Brent avança para US$ 63,34 e WTI fecha a US$ 59,12 após declarações de Trump e reação ao payroll
Os preços do petróleo encerraram a sexta-feira (9) em forte valorização, sustentados por um ambiente de maior tensão geopolítica e pela leitura do mercado sobre os dados de emprego dos Estados Unidos. O movimento consolidou ganhos relevantes no acumulado da semana.
O contrato do Brent para março, negociado na Intercontinental Exchange (ICE), subiu 2,18%, o equivalente a US$ 1,35, e fechou cotado a US$ 63,34 por barril. Já o WTI para fevereiro, negociado na New York Mercantile Exchange (Nymex), avançou 2,35%, ou US$ 1,36, encerrando o dia a US$ 59,12 por barril. No desempenho semanal, o Brent acumulou alta de 4,06%, enquanto o WTI registrou valorização de 3,14%.
No cenário internacional, investidores reagiram às declarações do presidente dos Estados Unidos, Donald Trump, que voltou a defender a ideia de que o país assuma o controle da Groenlândia. Em entrevista ao The New York Times, o republicano afirmou que a posse da ilha autônoma, pertencente à Dinamarca, é “psicologicamente importante”. O quadro geopolítico também foi pressionado pela escalada do conflito no Leste Europeu, após ataques da Rússia à Ucrânia com drones e mísseis, enquanto seguem negociações de paz mediadas por Washington.
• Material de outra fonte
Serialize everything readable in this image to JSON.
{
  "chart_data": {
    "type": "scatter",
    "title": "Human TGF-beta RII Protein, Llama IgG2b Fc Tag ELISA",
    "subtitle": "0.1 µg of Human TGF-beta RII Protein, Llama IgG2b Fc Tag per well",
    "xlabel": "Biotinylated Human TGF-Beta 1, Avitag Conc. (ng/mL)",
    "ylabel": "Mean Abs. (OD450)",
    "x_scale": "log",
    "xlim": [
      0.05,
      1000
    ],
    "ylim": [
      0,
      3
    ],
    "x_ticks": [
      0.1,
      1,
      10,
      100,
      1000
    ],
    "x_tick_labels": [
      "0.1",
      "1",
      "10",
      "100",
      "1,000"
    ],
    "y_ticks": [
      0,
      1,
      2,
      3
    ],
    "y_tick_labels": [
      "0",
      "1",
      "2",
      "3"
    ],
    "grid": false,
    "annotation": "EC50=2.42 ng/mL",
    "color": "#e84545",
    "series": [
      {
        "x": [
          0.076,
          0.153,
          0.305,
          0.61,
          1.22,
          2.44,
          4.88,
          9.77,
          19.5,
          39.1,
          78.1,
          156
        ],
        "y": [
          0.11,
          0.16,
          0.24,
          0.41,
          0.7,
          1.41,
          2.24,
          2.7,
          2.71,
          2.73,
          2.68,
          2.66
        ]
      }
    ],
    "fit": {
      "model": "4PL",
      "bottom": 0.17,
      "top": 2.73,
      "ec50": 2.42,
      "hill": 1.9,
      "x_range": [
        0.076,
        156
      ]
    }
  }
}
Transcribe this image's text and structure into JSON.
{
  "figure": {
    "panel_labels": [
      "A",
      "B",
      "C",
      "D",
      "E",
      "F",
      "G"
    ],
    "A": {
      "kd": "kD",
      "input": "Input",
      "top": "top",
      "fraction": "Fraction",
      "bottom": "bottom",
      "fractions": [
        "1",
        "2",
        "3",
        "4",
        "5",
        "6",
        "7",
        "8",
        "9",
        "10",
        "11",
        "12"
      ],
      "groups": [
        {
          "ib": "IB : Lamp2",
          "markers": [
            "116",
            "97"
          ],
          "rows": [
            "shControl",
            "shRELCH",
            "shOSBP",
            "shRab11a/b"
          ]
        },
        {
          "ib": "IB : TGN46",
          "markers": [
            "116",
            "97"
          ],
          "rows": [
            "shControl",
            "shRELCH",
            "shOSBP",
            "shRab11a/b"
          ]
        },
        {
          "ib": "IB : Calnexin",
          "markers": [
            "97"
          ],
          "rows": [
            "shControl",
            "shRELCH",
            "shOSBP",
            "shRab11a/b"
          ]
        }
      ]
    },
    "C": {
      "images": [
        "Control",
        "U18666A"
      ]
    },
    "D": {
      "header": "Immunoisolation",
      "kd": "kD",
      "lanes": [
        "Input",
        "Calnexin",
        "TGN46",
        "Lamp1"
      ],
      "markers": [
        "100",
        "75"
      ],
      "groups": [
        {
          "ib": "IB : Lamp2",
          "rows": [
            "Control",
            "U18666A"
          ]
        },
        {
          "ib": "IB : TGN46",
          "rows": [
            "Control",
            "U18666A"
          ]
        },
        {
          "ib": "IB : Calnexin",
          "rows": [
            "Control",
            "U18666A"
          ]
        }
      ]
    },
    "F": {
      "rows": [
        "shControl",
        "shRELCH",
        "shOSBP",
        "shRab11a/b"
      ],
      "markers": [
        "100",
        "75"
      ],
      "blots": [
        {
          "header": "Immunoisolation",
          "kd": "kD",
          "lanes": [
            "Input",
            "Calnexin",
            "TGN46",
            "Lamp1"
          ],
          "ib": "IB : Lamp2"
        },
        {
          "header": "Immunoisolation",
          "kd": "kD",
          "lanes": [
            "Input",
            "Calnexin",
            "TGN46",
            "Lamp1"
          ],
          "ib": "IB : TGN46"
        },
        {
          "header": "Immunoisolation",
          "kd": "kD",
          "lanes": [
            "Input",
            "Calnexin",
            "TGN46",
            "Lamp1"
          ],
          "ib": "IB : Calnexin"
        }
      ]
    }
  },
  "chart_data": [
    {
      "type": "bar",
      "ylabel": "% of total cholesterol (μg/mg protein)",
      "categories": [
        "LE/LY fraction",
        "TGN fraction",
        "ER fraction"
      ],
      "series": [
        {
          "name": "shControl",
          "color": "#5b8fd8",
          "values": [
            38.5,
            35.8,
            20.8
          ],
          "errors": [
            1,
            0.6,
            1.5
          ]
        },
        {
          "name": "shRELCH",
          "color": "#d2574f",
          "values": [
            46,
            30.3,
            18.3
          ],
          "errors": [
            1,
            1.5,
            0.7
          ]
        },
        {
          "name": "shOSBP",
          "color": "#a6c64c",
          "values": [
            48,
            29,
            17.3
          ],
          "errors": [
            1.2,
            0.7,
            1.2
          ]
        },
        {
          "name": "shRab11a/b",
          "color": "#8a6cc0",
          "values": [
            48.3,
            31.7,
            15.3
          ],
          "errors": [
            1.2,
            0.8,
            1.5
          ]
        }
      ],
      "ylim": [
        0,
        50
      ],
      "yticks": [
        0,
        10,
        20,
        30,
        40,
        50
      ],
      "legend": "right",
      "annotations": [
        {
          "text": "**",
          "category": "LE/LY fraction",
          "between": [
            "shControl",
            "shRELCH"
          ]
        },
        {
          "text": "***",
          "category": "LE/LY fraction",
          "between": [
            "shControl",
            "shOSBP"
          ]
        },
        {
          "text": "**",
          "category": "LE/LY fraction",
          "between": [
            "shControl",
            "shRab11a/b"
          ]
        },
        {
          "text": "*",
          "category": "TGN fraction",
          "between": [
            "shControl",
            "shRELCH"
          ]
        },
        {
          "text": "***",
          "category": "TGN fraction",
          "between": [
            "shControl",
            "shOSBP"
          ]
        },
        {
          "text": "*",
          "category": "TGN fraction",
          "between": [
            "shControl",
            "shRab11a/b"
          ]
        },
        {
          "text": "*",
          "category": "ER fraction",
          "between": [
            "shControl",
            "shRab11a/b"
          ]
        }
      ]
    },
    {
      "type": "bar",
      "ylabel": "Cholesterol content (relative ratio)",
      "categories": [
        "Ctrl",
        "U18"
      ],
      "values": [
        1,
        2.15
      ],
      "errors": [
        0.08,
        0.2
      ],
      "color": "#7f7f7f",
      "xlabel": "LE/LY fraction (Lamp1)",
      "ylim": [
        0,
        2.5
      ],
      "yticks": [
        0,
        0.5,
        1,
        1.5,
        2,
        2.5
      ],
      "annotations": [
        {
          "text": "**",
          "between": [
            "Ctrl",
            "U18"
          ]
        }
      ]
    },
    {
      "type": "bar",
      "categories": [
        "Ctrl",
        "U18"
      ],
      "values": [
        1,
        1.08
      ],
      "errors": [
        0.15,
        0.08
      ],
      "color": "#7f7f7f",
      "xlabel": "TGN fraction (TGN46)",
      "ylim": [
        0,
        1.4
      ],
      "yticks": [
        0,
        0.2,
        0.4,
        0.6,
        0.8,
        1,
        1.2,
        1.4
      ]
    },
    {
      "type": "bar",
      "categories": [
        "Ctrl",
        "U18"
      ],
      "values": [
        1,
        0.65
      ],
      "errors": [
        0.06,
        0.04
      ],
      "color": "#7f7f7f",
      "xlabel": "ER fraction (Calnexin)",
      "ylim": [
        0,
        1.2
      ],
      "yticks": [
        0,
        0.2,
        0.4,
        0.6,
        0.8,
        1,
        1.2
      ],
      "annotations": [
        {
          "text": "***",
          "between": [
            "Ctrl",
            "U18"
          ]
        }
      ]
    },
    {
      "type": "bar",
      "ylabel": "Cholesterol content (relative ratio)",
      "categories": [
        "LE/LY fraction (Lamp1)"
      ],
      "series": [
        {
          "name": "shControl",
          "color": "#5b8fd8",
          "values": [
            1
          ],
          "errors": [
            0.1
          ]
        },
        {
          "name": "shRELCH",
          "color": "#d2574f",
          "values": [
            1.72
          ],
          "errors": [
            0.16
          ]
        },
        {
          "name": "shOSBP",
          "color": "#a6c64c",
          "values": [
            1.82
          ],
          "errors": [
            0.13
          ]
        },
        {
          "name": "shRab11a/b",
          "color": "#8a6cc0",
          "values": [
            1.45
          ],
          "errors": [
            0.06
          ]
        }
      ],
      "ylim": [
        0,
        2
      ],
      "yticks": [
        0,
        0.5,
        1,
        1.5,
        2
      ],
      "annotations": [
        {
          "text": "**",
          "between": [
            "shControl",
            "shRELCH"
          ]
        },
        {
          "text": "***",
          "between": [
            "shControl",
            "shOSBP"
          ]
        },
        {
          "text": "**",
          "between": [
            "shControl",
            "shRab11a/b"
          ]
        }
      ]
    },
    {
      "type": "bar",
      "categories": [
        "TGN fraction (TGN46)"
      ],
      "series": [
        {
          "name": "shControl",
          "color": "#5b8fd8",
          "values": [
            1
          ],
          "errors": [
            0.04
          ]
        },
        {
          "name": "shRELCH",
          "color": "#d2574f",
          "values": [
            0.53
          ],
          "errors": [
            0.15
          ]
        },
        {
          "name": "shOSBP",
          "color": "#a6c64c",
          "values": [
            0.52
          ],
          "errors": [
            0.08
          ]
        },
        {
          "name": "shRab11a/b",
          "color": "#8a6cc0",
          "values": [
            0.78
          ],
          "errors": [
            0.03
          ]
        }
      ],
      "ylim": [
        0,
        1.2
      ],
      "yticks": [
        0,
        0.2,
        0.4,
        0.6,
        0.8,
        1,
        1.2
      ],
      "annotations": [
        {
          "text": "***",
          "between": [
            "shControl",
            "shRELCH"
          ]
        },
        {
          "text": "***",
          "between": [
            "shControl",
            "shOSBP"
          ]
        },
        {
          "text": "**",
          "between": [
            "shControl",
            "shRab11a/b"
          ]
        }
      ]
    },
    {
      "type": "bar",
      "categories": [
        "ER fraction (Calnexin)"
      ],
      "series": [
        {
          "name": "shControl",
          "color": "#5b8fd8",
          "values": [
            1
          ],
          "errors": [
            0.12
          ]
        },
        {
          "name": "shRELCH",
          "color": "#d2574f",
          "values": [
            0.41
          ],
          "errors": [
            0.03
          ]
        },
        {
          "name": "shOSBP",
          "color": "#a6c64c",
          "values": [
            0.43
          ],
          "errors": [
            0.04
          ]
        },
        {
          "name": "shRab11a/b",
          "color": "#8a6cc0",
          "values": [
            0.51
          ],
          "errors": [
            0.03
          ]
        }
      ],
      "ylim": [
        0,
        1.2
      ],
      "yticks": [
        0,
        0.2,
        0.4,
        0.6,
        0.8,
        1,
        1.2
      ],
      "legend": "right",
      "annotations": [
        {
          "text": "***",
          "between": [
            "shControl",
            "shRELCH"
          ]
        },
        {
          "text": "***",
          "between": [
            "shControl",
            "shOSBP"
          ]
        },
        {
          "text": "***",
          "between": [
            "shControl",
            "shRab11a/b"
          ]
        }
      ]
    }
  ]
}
A volatilidade dos preços ao longo da semana também refletiu especulações sobre um possível retorno do petróleo venezuelano ao mercado internacional. De acordo com Gustavo Vasquez, responsável por precificação de petróleo e GLP nas Américas da Argus, o noticiário envolvendo uma eventual flexibilização das restrições dos EUA às exportações da Venezuela ainda não foi totalmente precificado. “Notícias de que o governo dos EUA está suspendendo restrições às vendas de petróleo venezuelano não se refletiram até agora nos preços, mas podem adicionar pressão caso o mercado interprete que esse movimento efetivamente resultará em maior oferta”, afirmou.
Na avaliação da instituição financeira ASA, a recente valorização dos contratos tende a ser temporária. Para a casa, o avanço observado nos preços deve servir principalmente para ajustes de posições de hedge, em um contexto de expectativa de aumento mais robusto da oferta global de petróleo nos próximos meses.